The surgeon was also happy that I tested positive for the estrogen receptor. This means the cancer feeds off estrogen. She was happy about this because this makes me a candidate for taking a drug called Tamoxifen. This is a targeted drug that in essence blocks the estrogen from feeding the cancer, reducing your recurrence rates. They want me on this drug for 5 years after my treatments end.

Ok, onto the bad news. I am getting chemo. I had originally thought I would fight against this, but there are a few factors that convinced me otherwise. Since my cancer was a Nottingham grade 3 (the most likely to spread), they just don't know if it has gotten out. I could have one tiny cancer cell floating around in my bloodstream. They can't test for it, and is that really something I want to roll the dice on? The lumpectomy and radiation only treat a localized area. It does not treat your entire body. Chemo is a systemic treatment - it kills cancer everywhere. So if it had gotten out, chemo would kill it. Seems like a lot to go through when they don't know right? That is what I thought too...until the doctor showed me the numbers. With my exact cancer (2 cm lump, Nottingham grade 3, Her2Neu negative, estrogen receptor positive) I would have a 50% chance of recurrence with just lumpectomy and radiation. Adding in tamoxifen for 5 years lowers it to 35% chance. Add in chemo and it drops to a 15% chance for recurrence. The numbers are staggering. With other cancers and other treatments the combined drugs and treatments only shave off a few percentage points for recurrence. But with my combined therapy path, I am shaving off over 30 points. Yes, chemo will suck. But I'd rather suck it up for a few months then go through this again.

Ok, more bad news....with the chemo and the radiation and the tamoxifen for 5 years, the likelihood of having more children is pretty low. Some women freeze their eggs before getting chemo because chemo does not do good things for your fertility. And they do not want you to get pregnant when you are taking tamoxifen. Which puts me at 41 when this is all over. Not exactly baby making years. But we were not even sure if we were going to have more children anyway (plus I am fertile Myrtle) so we are just going to roll the dice. If at 41 we are ready for more kids and it happens, great. If not, we already won the lottery with Thomas. I never felt a void before having children and now my cup runneth over.

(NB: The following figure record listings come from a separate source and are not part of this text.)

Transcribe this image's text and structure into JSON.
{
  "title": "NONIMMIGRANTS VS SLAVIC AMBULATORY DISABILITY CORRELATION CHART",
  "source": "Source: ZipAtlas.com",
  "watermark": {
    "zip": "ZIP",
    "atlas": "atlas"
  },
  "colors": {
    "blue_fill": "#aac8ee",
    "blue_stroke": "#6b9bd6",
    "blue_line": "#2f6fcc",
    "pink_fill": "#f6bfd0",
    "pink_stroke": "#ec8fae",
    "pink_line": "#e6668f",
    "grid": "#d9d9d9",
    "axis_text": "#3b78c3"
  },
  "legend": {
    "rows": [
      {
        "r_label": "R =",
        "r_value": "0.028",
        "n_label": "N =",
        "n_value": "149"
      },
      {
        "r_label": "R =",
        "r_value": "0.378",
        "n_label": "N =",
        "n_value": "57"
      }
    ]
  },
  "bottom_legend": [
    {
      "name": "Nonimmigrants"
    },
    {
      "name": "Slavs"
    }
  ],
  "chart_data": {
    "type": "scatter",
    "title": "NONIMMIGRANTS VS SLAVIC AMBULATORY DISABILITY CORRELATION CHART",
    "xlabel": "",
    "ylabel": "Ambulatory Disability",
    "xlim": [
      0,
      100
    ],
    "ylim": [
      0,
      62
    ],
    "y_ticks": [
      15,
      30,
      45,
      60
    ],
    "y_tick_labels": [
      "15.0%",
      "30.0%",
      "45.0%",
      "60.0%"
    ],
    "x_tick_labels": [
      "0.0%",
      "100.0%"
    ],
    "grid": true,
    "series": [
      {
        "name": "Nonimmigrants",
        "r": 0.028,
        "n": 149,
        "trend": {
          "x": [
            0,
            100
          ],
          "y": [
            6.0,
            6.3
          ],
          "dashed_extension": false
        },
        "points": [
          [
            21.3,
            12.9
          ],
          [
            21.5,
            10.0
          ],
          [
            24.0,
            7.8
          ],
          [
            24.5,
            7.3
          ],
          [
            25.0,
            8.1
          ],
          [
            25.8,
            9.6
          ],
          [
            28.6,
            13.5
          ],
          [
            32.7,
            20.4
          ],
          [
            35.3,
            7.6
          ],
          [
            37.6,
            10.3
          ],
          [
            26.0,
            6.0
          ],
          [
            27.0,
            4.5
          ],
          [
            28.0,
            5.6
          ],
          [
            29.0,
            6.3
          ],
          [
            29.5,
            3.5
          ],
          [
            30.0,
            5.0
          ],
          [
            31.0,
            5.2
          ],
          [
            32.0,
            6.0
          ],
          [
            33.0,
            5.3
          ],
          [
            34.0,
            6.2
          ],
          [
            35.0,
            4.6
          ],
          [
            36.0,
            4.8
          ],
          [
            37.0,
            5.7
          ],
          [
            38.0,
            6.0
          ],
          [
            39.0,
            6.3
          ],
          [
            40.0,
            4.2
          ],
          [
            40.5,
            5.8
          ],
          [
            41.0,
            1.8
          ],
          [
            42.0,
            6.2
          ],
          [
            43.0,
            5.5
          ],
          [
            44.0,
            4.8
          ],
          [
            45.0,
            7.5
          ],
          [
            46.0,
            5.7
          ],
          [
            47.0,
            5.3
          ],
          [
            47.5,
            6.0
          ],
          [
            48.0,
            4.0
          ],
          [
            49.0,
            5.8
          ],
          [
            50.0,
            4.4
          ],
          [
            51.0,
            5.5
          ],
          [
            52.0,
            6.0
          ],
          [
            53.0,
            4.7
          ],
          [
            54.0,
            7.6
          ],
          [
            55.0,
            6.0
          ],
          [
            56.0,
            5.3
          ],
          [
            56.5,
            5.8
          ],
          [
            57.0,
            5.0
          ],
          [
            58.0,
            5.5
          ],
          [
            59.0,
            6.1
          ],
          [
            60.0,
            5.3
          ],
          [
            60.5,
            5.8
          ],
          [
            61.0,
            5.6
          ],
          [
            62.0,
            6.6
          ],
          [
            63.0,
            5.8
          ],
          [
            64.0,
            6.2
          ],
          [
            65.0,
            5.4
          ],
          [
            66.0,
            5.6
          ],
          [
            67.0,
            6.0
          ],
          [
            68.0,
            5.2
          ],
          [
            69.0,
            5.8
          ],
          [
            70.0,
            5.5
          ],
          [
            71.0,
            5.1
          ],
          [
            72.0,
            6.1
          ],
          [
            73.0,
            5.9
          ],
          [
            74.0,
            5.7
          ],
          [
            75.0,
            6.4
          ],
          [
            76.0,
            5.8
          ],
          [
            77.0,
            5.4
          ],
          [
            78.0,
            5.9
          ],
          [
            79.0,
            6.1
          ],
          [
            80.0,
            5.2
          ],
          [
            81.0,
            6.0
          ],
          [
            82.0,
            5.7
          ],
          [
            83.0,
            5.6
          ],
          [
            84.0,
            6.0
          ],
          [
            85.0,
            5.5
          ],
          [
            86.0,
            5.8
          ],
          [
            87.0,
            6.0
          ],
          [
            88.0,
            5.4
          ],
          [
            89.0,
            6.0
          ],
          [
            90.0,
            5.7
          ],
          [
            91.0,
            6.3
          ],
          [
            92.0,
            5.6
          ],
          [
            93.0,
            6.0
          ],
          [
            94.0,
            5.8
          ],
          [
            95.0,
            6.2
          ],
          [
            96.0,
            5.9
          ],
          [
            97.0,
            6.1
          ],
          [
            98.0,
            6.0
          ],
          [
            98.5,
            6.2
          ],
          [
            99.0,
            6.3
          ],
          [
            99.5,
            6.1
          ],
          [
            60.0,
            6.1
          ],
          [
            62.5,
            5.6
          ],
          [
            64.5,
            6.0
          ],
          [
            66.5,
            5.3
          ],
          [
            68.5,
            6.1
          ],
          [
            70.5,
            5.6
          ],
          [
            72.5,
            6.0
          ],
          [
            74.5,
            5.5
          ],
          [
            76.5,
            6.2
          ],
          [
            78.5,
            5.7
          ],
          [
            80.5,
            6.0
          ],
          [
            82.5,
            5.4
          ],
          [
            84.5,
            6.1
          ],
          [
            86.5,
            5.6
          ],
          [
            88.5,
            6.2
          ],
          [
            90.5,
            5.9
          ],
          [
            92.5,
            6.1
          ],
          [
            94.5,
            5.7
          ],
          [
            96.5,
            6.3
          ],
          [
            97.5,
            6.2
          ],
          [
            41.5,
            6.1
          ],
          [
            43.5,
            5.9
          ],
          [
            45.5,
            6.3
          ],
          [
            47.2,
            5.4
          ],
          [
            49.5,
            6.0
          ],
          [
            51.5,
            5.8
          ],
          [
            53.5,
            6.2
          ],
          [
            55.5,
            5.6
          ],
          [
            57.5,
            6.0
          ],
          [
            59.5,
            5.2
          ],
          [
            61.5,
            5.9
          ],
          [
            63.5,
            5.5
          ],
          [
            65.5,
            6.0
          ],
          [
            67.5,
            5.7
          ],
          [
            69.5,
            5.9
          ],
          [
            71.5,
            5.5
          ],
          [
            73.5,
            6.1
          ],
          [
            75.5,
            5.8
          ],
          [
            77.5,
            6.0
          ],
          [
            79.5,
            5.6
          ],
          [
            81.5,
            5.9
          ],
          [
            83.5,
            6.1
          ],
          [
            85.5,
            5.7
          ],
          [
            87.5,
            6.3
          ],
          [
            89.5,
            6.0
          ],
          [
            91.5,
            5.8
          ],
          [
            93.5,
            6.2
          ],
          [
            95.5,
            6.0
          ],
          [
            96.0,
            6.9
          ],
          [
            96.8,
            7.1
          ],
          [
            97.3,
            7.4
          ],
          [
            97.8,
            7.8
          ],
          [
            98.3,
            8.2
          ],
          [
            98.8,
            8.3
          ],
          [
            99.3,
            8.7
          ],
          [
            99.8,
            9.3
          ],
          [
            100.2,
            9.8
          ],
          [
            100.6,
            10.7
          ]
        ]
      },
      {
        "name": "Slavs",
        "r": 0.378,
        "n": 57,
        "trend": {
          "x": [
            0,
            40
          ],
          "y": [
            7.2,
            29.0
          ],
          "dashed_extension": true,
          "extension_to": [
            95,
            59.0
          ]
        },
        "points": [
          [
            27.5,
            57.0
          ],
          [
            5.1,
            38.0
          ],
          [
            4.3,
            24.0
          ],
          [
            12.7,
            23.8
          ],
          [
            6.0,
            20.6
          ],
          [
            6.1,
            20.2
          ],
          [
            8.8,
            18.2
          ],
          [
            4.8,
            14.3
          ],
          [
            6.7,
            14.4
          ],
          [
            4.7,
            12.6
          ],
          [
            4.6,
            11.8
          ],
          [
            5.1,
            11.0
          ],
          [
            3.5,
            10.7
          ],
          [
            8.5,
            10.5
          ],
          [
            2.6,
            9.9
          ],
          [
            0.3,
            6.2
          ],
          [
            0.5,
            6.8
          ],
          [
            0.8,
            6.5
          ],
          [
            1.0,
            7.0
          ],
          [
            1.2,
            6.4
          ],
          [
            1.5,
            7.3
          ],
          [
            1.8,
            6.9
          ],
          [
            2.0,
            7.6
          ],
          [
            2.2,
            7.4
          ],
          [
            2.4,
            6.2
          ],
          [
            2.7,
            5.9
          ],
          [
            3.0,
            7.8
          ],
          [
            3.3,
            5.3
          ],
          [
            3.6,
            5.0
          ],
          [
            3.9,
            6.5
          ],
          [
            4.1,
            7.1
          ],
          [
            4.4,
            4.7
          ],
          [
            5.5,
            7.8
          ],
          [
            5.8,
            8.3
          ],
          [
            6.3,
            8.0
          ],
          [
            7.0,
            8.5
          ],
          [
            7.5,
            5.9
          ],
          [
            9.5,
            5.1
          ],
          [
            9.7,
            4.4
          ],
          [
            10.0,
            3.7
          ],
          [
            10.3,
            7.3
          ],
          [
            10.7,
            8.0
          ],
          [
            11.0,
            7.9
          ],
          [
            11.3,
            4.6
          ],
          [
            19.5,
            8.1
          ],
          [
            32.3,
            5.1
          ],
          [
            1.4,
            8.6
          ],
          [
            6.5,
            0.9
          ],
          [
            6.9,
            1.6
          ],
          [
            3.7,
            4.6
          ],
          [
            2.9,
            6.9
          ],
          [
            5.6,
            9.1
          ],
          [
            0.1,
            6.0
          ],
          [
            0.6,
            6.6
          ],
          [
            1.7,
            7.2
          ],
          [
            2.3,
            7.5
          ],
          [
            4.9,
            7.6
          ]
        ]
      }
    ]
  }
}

The big whammy for me with chemo is that they want me to start it as soon as I heal from surgery - and not more than 4 weeks after surgery. Living in SF without family, we just aren't in a situation where we could handle going through chemo alone. And to our wonderful SF friends who are like our family and are saying "but you won't be alone, we are here!" we just can't do that to you. We are moving at the end of this month to live with my parents in Oregon so they can help us take care me. There were too many scenarios that ran through my head when my doctor told me I had to get chemo.....who would come over at 3am to watch Thomas if I had a fever during chemo and Bob had to take me to the ER....who would help Bob if Thomas got sick and I was too sick to help? We are so lucky to be in a situation where my parents can take us in (and are actually pretty excited about it). And I'm very lucky that my company is supporting me, wants me to focus on getting better, and will let me come back when I am healthy and ready.

I know I keep saying how lucky I am and you are thinking - but you have cancer. Trust me, even with cancer I wouldn't trade my life with anyone. I have never felt so loved.